Der Frühling kündigt sich an und lockt Kröten, Frösche und Molche aus ihren Winterverstecken. Tierschützer fordern die Autofahrer zur Vorsicht auf.

Wenn die Temperaturen in den Nächten ein paar Grad über Null liegen und Regen fällt, machen sich hunderttausende Amphibien auf den Weg zu ihren Laichgewässern, um sich dort zu paaren und für Nachwuchs zu sorgen. Dabei überwinden sie oft grosse Distanzen und Hindernisse.

Eine verkehrsreiche Strasse könne dabei zur tödlichen Falle werden, schreiben der Schweizer Tierschutz (STS) und die Koordinationsstelle für Amphibien- und Reptilienschutz in der Schweiz (KARCH) in einer Mitteilung vom Montag. Denn die Erdkröten wandern langsam und halten sich bis zu einer halben Stunde auf der Fahrbahn auf.

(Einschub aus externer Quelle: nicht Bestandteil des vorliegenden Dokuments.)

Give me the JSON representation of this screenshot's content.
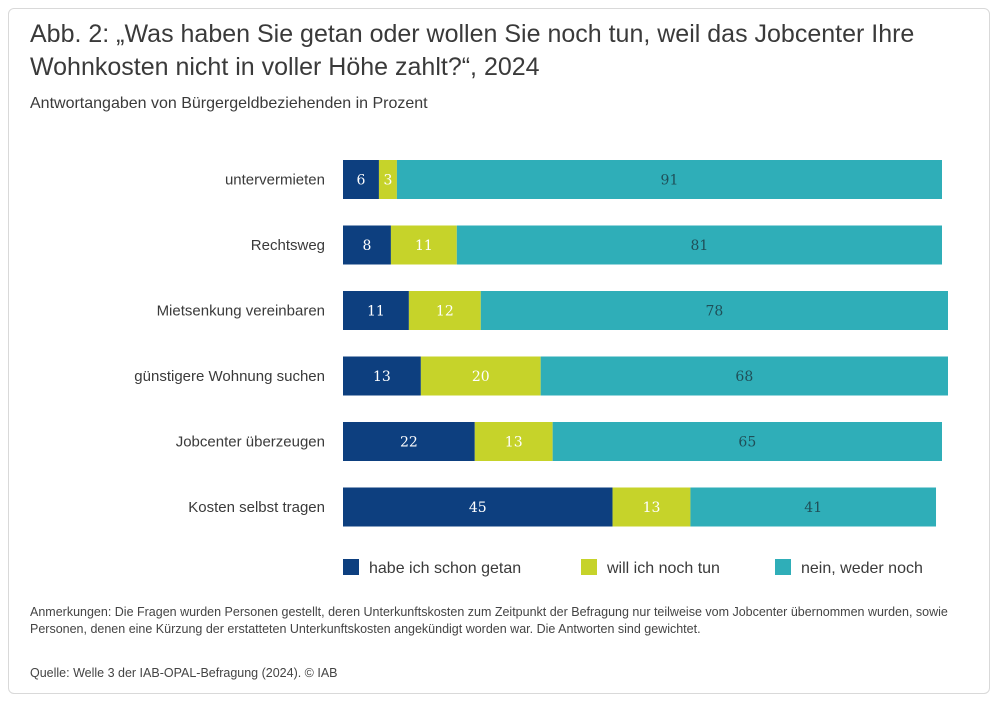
{
  "figure": {
    "title": "Abb. 2: „Was haben Sie getan oder wollen Sie noch tun, weil das Jobcenter Ihre Wohnkosten nicht in voller Höhe zahlt?“, 2024",
    "subtitle": "Antwortangaben von Bürgergeldbeziehenden in Prozent",
    "notes": "Anmerkungen: Die Fragen wurden Personen gestellt, deren Unterkunftskosten zum Zeitpunkt der Befragung nur teilweise vom Jobcenter übernommen wurden, sowie Personen, denen eine Kürzung der erstatteten Unterkunftskosten angekündigt worden war. Die Antworten sind gewichtet.",
    "source": "Quelle: Welle 3 der IAB-OPAL-Befragung (2024). © IAB"
  },
  "chart_data": {
    "type": "bar",
    "orientation": "horizontal",
    "stacked": true,
    "title": "Abb. 2: „Was haben Sie getan oder wollen Sie noch tun, weil das Jobcenter Ihre Wohnkosten nicht in voller Höhe zahlt?“, 2024",
    "subtitle": "Antwortangaben von Bürgergeldbeziehenden in Prozent",
    "categories": [
      "untervermieten",
      "Rechtsweg",
      "Mietsenkung vereinbaren",
      "günstigere Wohnung suchen",
      "Jobcenter überzeugen",
      "Kosten selbst tragen"
    ],
    "series": [
      {
        "name": "habe ich schon getan",
        "color": "#0d3f7f",
        "label_color": "#ffffff",
        "values": [
          6,
          8,
          11,
          13,
          22,
          45
        ]
      },
      {
        "name": "will ich noch tun",
        "color": "#c6d32a",
        "label_color": "#ffffff",
        "values": [
          3,
          11,
          12,
          20,
          13,
          13
        ]
      },
      {
        "name": "nein, weder noch",
        "color": "#2faeb8",
        "label_color": "#1f4f58",
        "values": [
          91,
          81,
          78,
          68,
          65,
          41
        ]
      }
    ],
    "xlim": [
      0,
      100
    ],
    "grid": false,
    "legend_position": "bottom-right"
  }
}
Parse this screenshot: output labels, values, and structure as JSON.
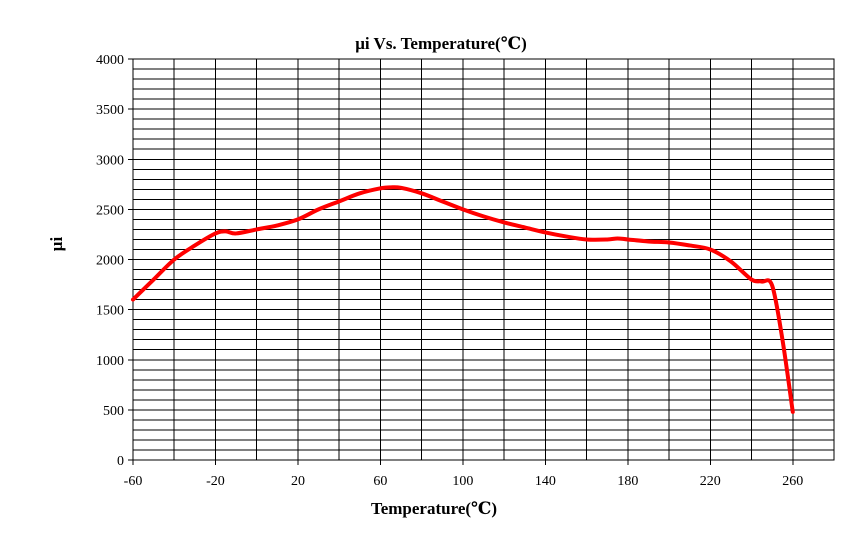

Jedes Jahr würden mehrere hunderttausend Amphibien von Autos überfahren, schreiben STS und KARCH. Sie rufen die Autolenker deshalb auf, besonders bei Nacht mit grösster Vorsicht zu fahren. An kritischen Stellen solle die Geschwindigkeit auf 40 Kilometer pro Stunde gedrosselt werden.

Vorsicht sei auch dort geboten, wo Amphibienzäune aufgestellt sind, heisst es in der Mitteilung weiter. Denn dort patrouillieren in der Nacht und bei Regen Amphibienschützer. Sie kontrollieren die Zäune und sammeln jedes Jahr über 150 000 Kröten, Frösche und Molche ein, um sie über die Strasse zu tragen.